I have a single table table1 where I am trying to update one column completed to certain values based on id. Because the table remains the same as well as the updated column and WHERE clause field, I have been looking into the potential of consolidating the SQL statements.
I have a table1 like this:
| id | completed |
| -- | --------- |
| 1 | NULL |
| 2 | NULL |
| 3 | NULL |
| 4 | NULL |
| 5 | NULL |
| 6 | NULL |
| 7 | NULL |
| 8 | NULL |
| 9 | NULL |
| 10 | NULL |
| 11 | NULL |
| 12 | NULL |
Here is an example of what I currently have as standard: (it continues on for another 13 UPDATE statements)

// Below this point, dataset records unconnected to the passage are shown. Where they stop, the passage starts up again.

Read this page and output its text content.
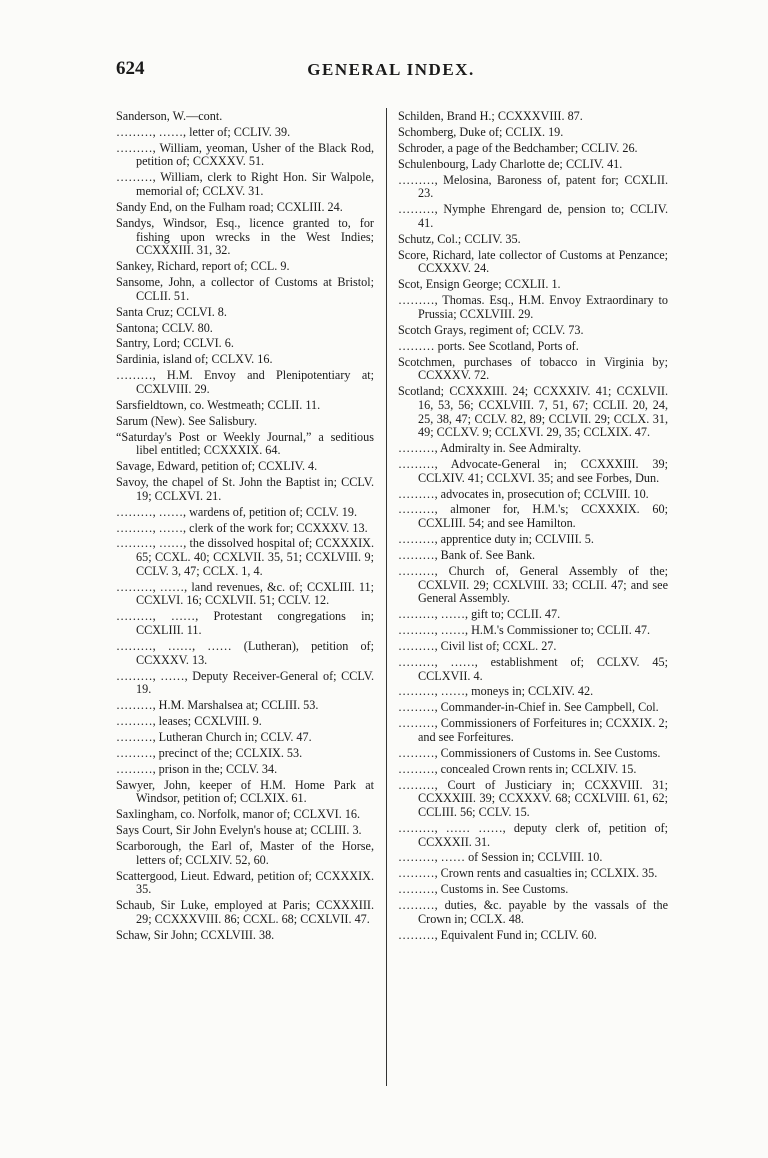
624	GENERAL INDEX.
Sanderson, W.—cont.
………, ……, letter of; CCLIV. 39.
………, William, yeoman, Usher of the Black Rod, petition of; CCXXXV. 51.
………, William, clerk to Right Hon. Sir Walpole, memorial of; CCLXV. 31.
Sandy End, on the Fulham road; CCXLIII. 24.
Sandys, Windsor, Esq., licence granted to, for fishing upon wrecks in the West Indies; CCXXXIII. 31, 32.
Sankey, Richard, report of; CCL. 9.
Sansome, John, a collector of Customs at Bristol; CCLII. 51.
Santa Cruz; CCLVI. 8.
Santona; CCLV. 80.
Santry, Lord; CCLVI. 6.
Sardinia, island of; CCLXV. 16.
………, H.M. Envoy and Plenipotentiary at; CCXLVIII. 29.
Sarsfieldtown, co. Westmeath; CCLII. 11.
Sarum (New). See Salisbury.
“Saturday's Post or Weekly Journal,” a seditious libel entitled; CCXXXIX. 64.
Savage, Edward, petition of; CCXLIV. 4.
Savoy, the chapel of St. John the Baptist in; CCLV. 19; CCLXVI. 21.
………, ……, wardens of, petition of; CCLV. 19.
………, ……, clerk of the work for; CCXXXV. 13.
………, ……, the dissolved hospital of; CCXXXIX. 65; CCXL. 40; CCXLVII. 35, 51; CCXLVIII. 9; CCLV. 3, 47; CCLX. 1, 4.
………, ……, land revenues, &c. of; CCXLIII. 11; CCXLVI. 16; CCXLVII. 51; CCLV. 12.
………, ……, Protestant congregations in; CCXLIII. 11.
………, ……, …… (Lutheran), petition of; CCXXXV. 13.
………, ……, Deputy Receiver-General of; CCLV. 19.
………, H.M. Marshalsea at; CCLIII. 53.
………, leases; CCXLVIII. 9.
………, Lutheran Church in; CCLV. 47.
………, precinct of the; CCLXIX. 53.
………, prison in the; CCLV. 34.
Sawyer, John, keeper of H.M. Home Park at Windsor, petition of; CCLXIX. 61.
Saxlingham, co. Norfolk, manor of; CCLXVI. 16.
Says Court, Sir John Evelyn's house at; CCLIII. 3.
Scarborough, the Earl of, Master of the Horse, letters of; CCLXIV. 52, 60.
Scattergood, Lieut. Edward, petition of; CCXXXIX. 35.
Schaub, Sir Luke, employed at Paris; CCXXXIII. 29; CCXXXVIII. 86; CCXL. 68; CCXLVII. 47.
Schaw, Sir John; CCXLVIII. 38.
Schilden, Brand H.; CCXXXVIII. 87.
Schomberg, Duke of; CCLIX. 19.
Schroder, a page of the Bedchamber; CCLIV. 26.
Schulenbourg, Lady Charlotte de; CCLIV. 41.
………, Melosina, Baroness of, patent for; CCXLII. 23.
………, Nymphe Ehrengard de, pension to; CCLIV. 41.
Schutz, Col.; CCLIV. 35.
Score, Richard, late collector of Customs at Penzance; CCXXXV. 24.
Scot, Ensign George; CCXLII. 1.
………, Thomas. Esq., H.M. Envoy Extraordinary to Prussia; CCXLVIII. 29.
Scotch Grays, regiment of; CCLV. 73.
……… ports. See Scotland, Ports of.
Scotchmen, purchases of tobacco in Virginia by; CCXXXV. 72.
Scotland; CCXXXIII. 24; CCXXXIV. 41; CCXLVII. 16, 53, 56; CCXLVIII. 7, 51, 67; CCLII. 20, 24, 25, 38, 47; CCLV. 82, 89; CCLVII. 29; CCLX. 31, 49; CCLXV. 9; CCLXVI. 29, 35; CCLXIX. 47.
………, Admiralty in. See Admiralty.
………, Advocate-General in; CCXXXIII. 39; CCLXIV. 41; CCLXVI. 35; and see Forbes, Dun.
………, advocates in, prosecution of; CCLVIII. 10.
………, almoner for, H.M.'s; CCXXXIX. 60; CCXLIII. 54; and see Hamilton.
………, apprentice duty in; CCLVIII. 5.
………, Bank of. See Bank.
………, Church of, General Assembly of the; CCXLVII. 29; CCXLVIII. 33; CCLII. 47; and see General Assembly.
………, ……, gift to; CCLII. 47.
………, ……, H.M.'s Commissioner to; CCLII. 47.
………, Civil list of; CCXL. 27.
………, ……, establishment of; CCLXV. 45; CCLXVII. 4.
………, ……, moneys in; CCLXIV. 42.
………, Commander-in-Chief in. See Campbell, Col.
………, Commissioners of Forfeitures in; CCXXIX. 2; and see Forfeitures.
………, Commissioners of Customs in. See Customs.
………, concealed Crown rents in; CCLXIV. 15.
………, Court of Justiciary in; CCXXVIII. 31; CCXXXIII. 39; CCXXXV. 68; CCXLVIII. 61, 62; CCLIII. 56; CCLV. 15.
………, …… ……, deputy clerk of, petition of; CCXXXII. 31.
………, …… of Session in; CCLVIII. 10.
………, Crown rents and casualties in; CCLXIX. 35.
………, Customs in. See Customs.
………, duties, &c. payable by the vassals of the Crown in; CCLX. 48.
………, Equivalent Fund in; CCLIV. 60.
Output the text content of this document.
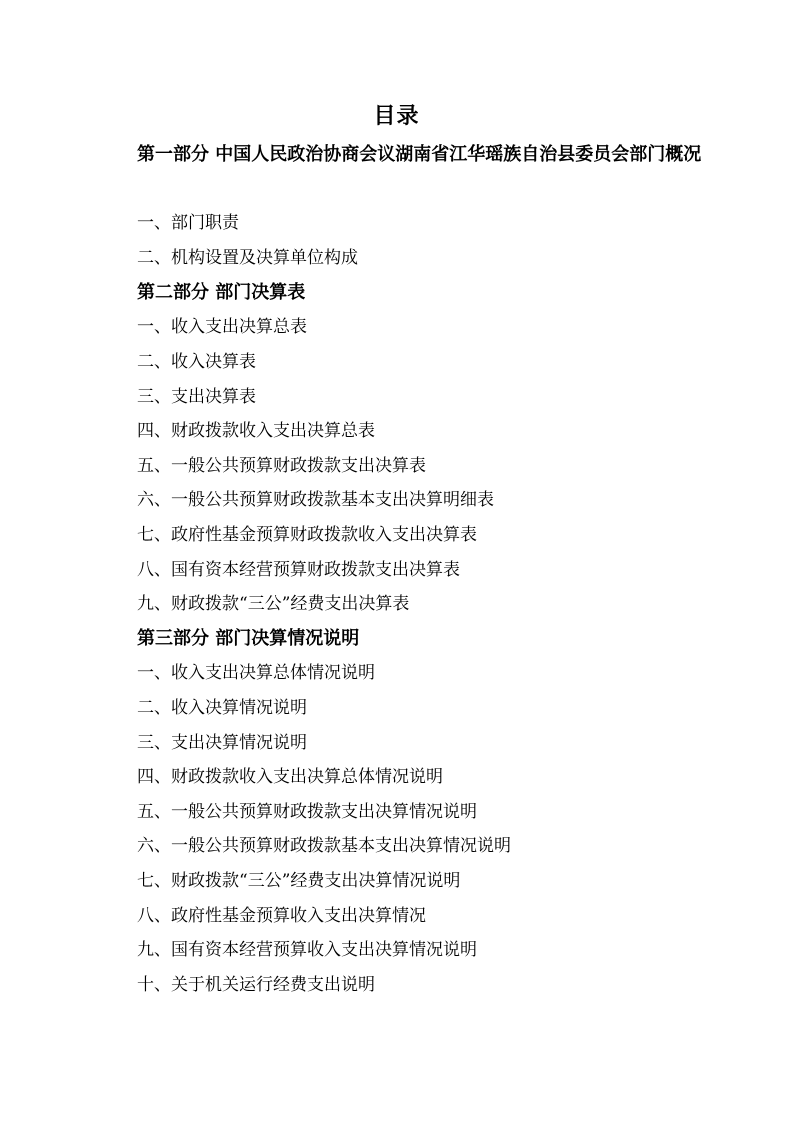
目录
第一部分 中国人民政治协商会议湖南省江华瑶族自治县委员会部门概况
一、部门职责
二、机构设置及决算单位构成
第二部分 部门决算表
一、收入支出决算总表
二、收入决算表
三、支出决算表
四、财政拨款收入支出决算总表
五、一般公共预算财政拨款支出决算表
六、一般公共预算财政拨款基本支出决算明细表
七、政府性基金预算财政拨款收入支出决算表
八、国有资本经营预算财政拨款支出决算表
九、财政拨款“三公”经费支出决算表
第三部分 部门决算情况说明
一、收入支出决算总体情况说明
二、收入决算情况说明
三、支出决算情况说明
四、财政拨款收入支出决算总体情况说明
五、一般公共预算财政拨款支出决算情况说明
六、一般公共预算财政拨款基本支出决算情况说明
七、财政拨款“三公”经费支出决算情况说明
八、政府性基金预算收入支出决算情况
九、国有资本经营预算收入支出决算情况说明
十、关于机关运行经费支出说明
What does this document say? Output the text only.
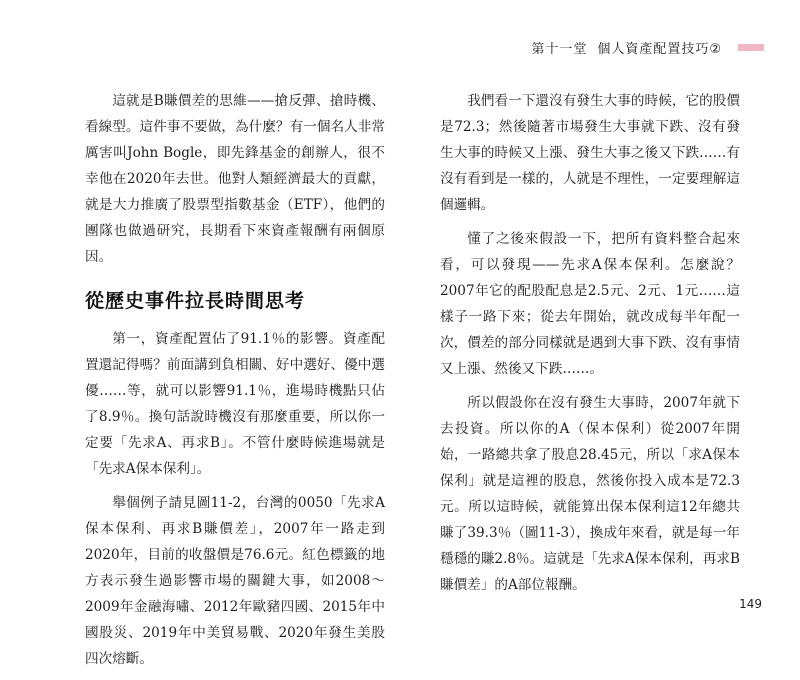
第十一堂 個人資產配置技巧②

這就是B賺價差的思維——搶反彈、搶時機、看線型。這件事不要做，為什麼？有一個名人非常厲害叫John Bogle，即先鋒基金的創辦人，很不幸他在2020年去世。他對人類經濟最大的貢獻，就是大力推廣了股票型指數基金（ETF），他們的團隊也做過研究，長期看下來資產報酬有兩個原因。

從歷史事件拉長時間思考

第一，資產配置佔了91.1％的影響。資產配置還記得嗎？前面講到負相關、好中選好、優中選優……等，就可以影響91.1％，進場時機點只佔了8.9％。換句話說時機沒有那麼重要，所以你一定要「先求A、再求B」。不管什麼時候進場就是「先求A保本保利」。

舉個例子請見圖11-2，台灣的0050「先求A保本保利、再求B賺價差」，2007年一路走到2020年，目前的收盤價是76.6元。紅色標籤的地方表示發生過影響市場的關鍵大事，如2008～2009年金融海嘯、2012年歐豬四國、2015年中國股災、2019年中美貿易戰、2020年發生美股四次熔斷。

我們看一下還沒有發生大事的時候，它的股價是72.3；然後隨著市場發生大事就下跌、沒有發生大事的時候又上漲、發生大事之後又下跌……有沒有看到是一樣的，人就是不理性，一定要理解這個邏輯。

懂了之後來假設一下，把所有資料整合起來看，可以發現——先求A保本保利。怎麼說？2007年它的配股配息是2.5元、2元、1元……這樣子一路下來；從去年開始，就改成每半年配一次，價差的部分同樣就是遇到大事下跌、沒有事情又上漲、然後又下跌……。

所以假設你在沒有發生大事時，2007年就下去投資。所以你的A（保本保利）從2007年開始，一路總共拿了股息28.45元，所以「求A保本保利」就是這裡的股息，然後你投入成本是72.3元。所以這時候，就能算出保本保利這12年總共賺了39.3％（圖11-3），換成年來看，就是每一年穩穩的賺2.8％。這就是「先求A保本保利，再求B賺價差」的A部位報酬。

149
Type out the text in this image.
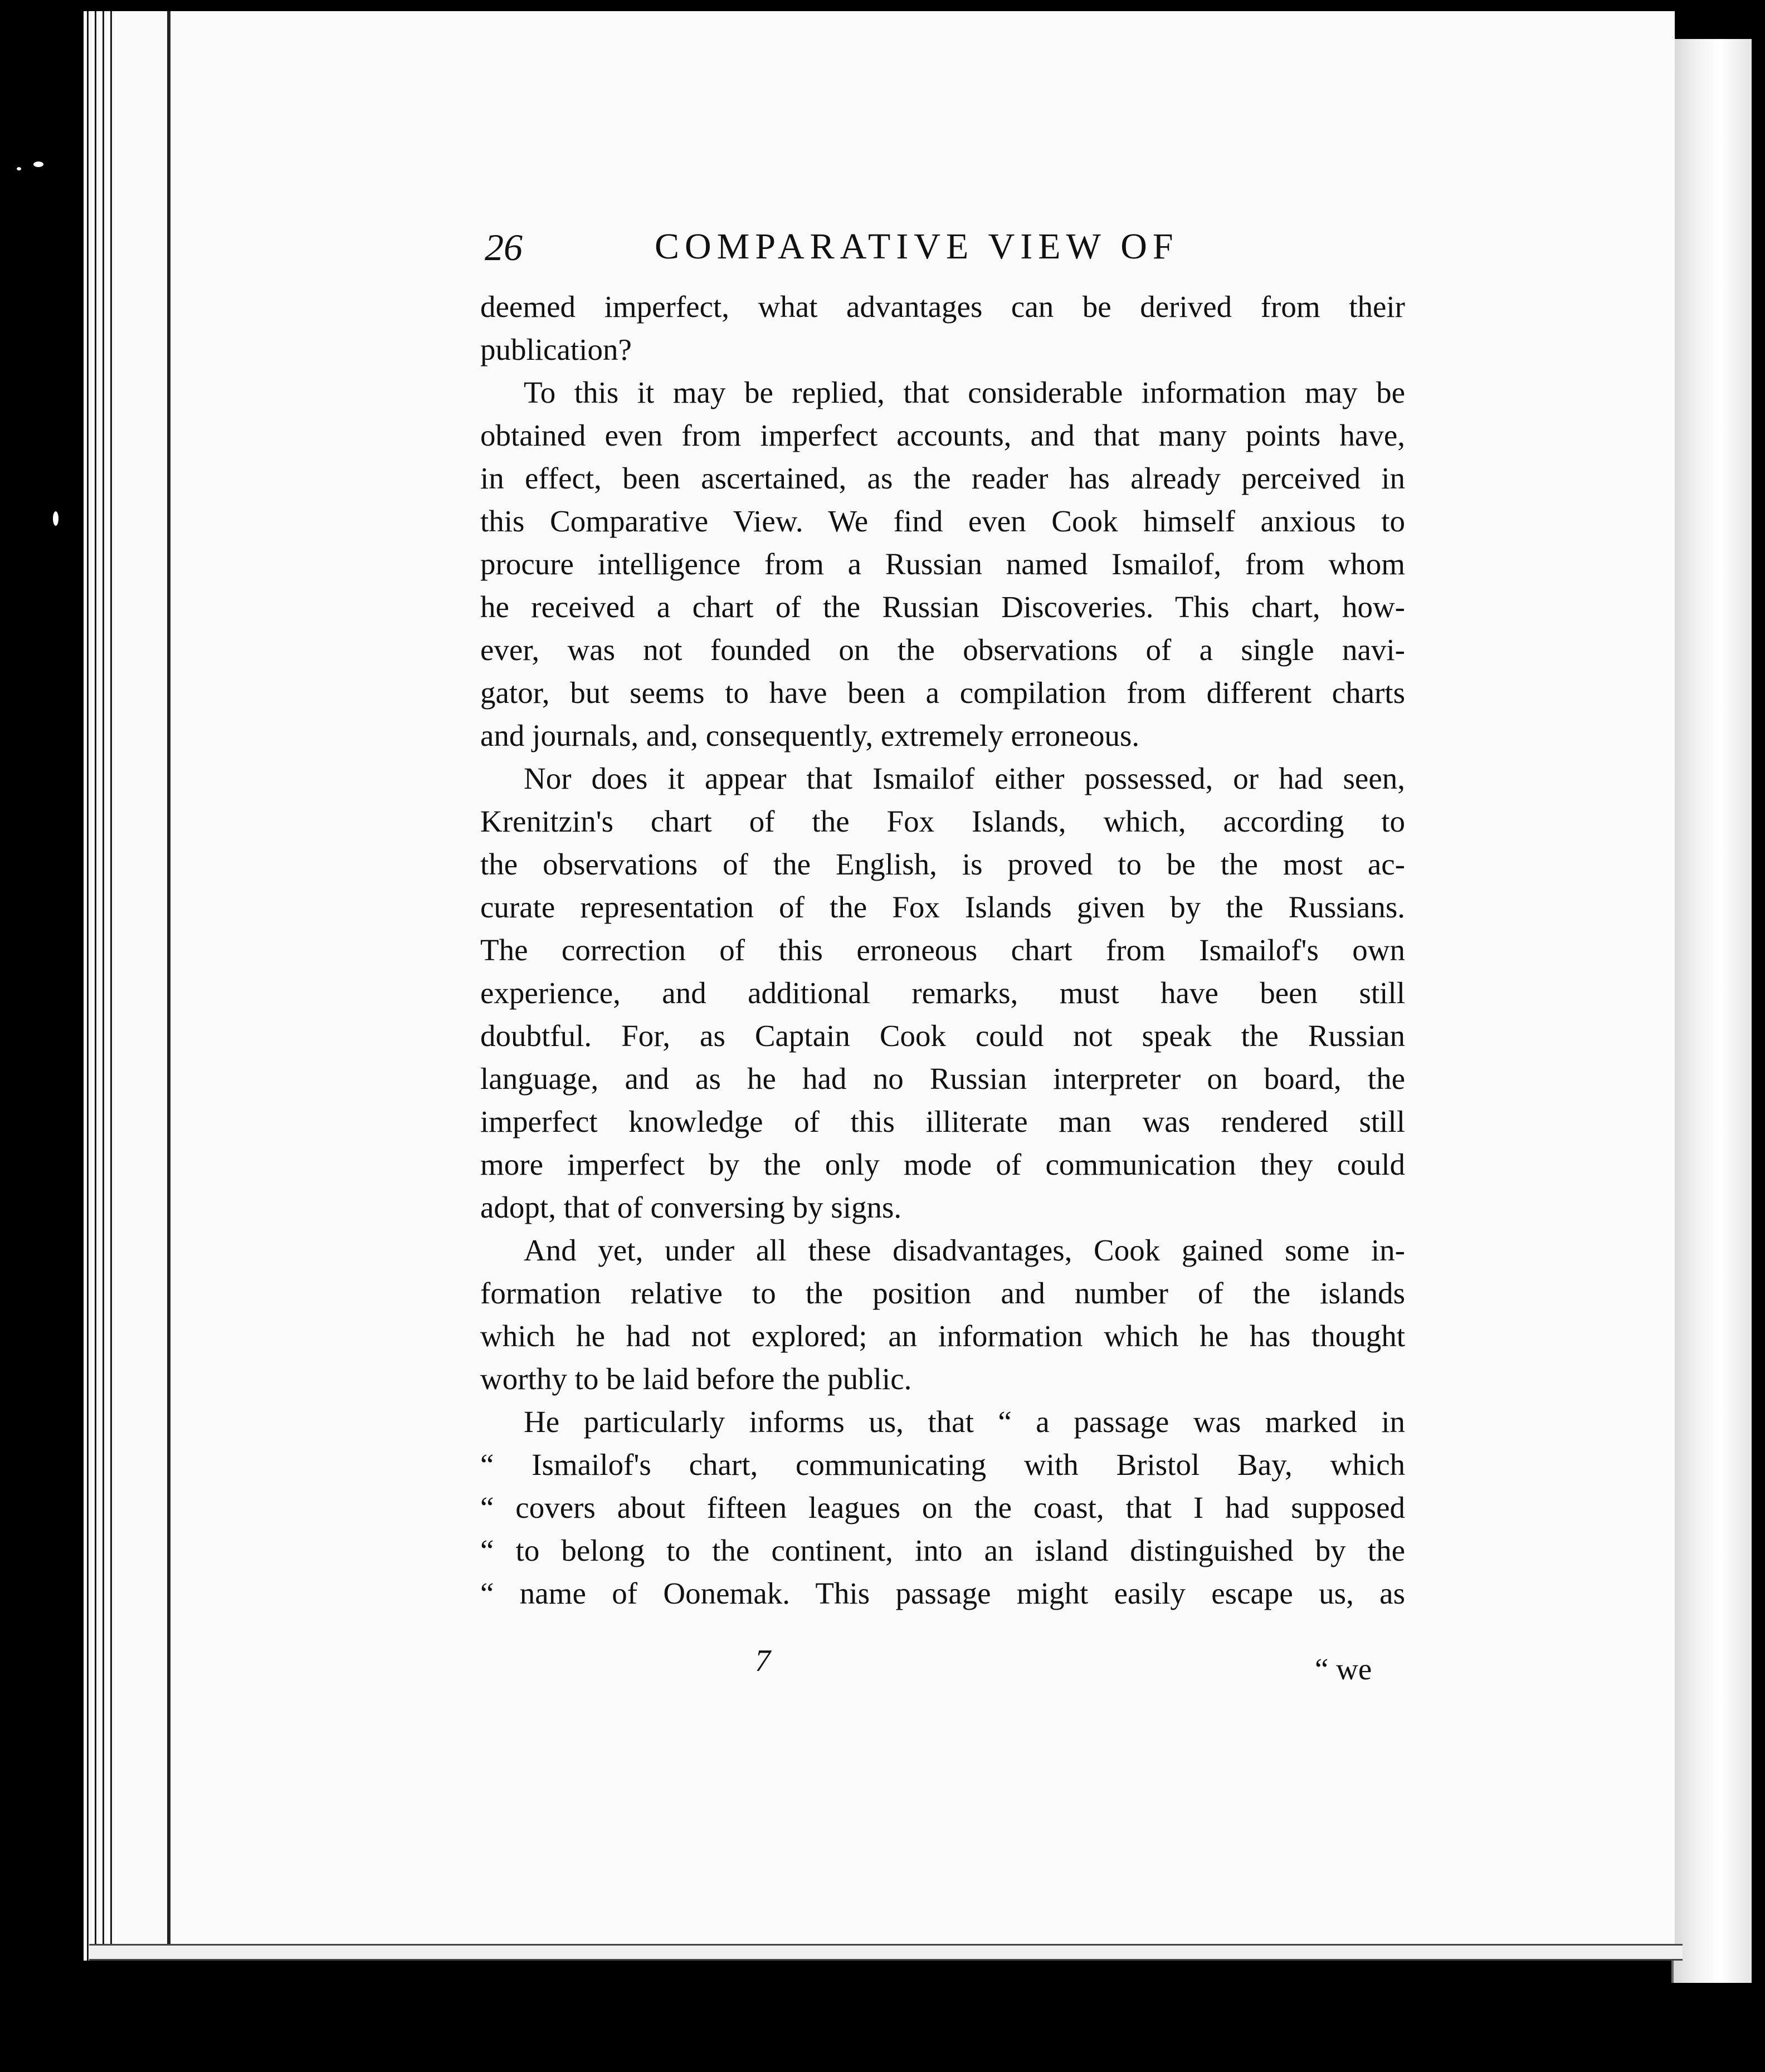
26	COMPARATIVE VIEW OF
deemed imperfect, what advantages can be derived from their
publication?
To this it may be replied, that considerable information may be
obtained even from imperfect accounts, and that many points have,
in effect, been ascertained, as the reader has already perceived in
this Comparative View. We find even Cook himself anxious to
procure intelligence from a Russian named Ismailof, from whom
he received a chart of the Russian Discoveries. This chart, how-
ever, was not founded on the observations of a single navi-
gator, but seems to have been a compilation from different charts
and journals, and, consequently, extremely erroneous.
Nor does it appear that Ismailof either possessed, or had seen,
Krenitzin's chart of the Fox Islands, which, according to
the observations of the English, is proved to be the most ac-
curate representation of the Fox Islands given by the Russians.
The correction of this erroneous chart from Ismailof's own
experience, and additional remarks, must have been still
doubtful. For, as Captain Cook could not speak the Russian
language, and as he had no Russian interpreter on board, the
imperfect knowledge of this illiterate man was rendered still
more imperfect by the only mode of communication they could
adopt, that of conversing by signs.
And yet, under all these disadvantages, Cook gained some in-
formation relative to the position and number of the islands
which he had not explored; an information which he has thought
worthy to be laid before the public.
He particularly informs us, that “ a passage was marked in
“ Ismailof's chart, communicating with Bristol Bay, which
“ covers about fifteen leagues on the coast, that I had supposed
“ to belong to the continent, into an island distinguished by the
“ name of Oonemak. This passage might easily escape us, as
7	“ we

UPDATE table1 SET completed = 25
WHERE id IN (1, 2, 3, 4);
UPDATE table1 SET completed = 27
WHERE id IN (5, 6, 7, 8);
UPDATE table1 SET completed = 28
WHERE id IN (9, 10, 11, 12);
I have tried something like: (though I know it's not right)
UPDATE table1 (
SET completed = 25 WHERE id IN (1, 2, 3, 4),
SET completed = 27 WHERE id IN (5, 6, 7, 8),
SET completed = 28 WHERE id IN (9, 10, 11, 12)
);
ASSUMPTIONS: id is unordered in the real table; skips and does not correlate to completed number order
The expected result of table1:
| id | completed |
| -- | --------- |
| 1 | 25 |
| 2 | 25 |
| 3 | 25 |
| 4 | 25 |
| 5 | 26 |
| 6 | 26 |
| 7 | 26 |
| 8 | 26 |
| 9 | 27 |
| 10 | 27 |
| 11 | 27 |
| 12 | 27 |
QUESTION: Would there be an even more consolidated version given the above? Or is the first code the most efficient?
I have also looked around on stackoverflow and documentation but did not see something like this addressed directly.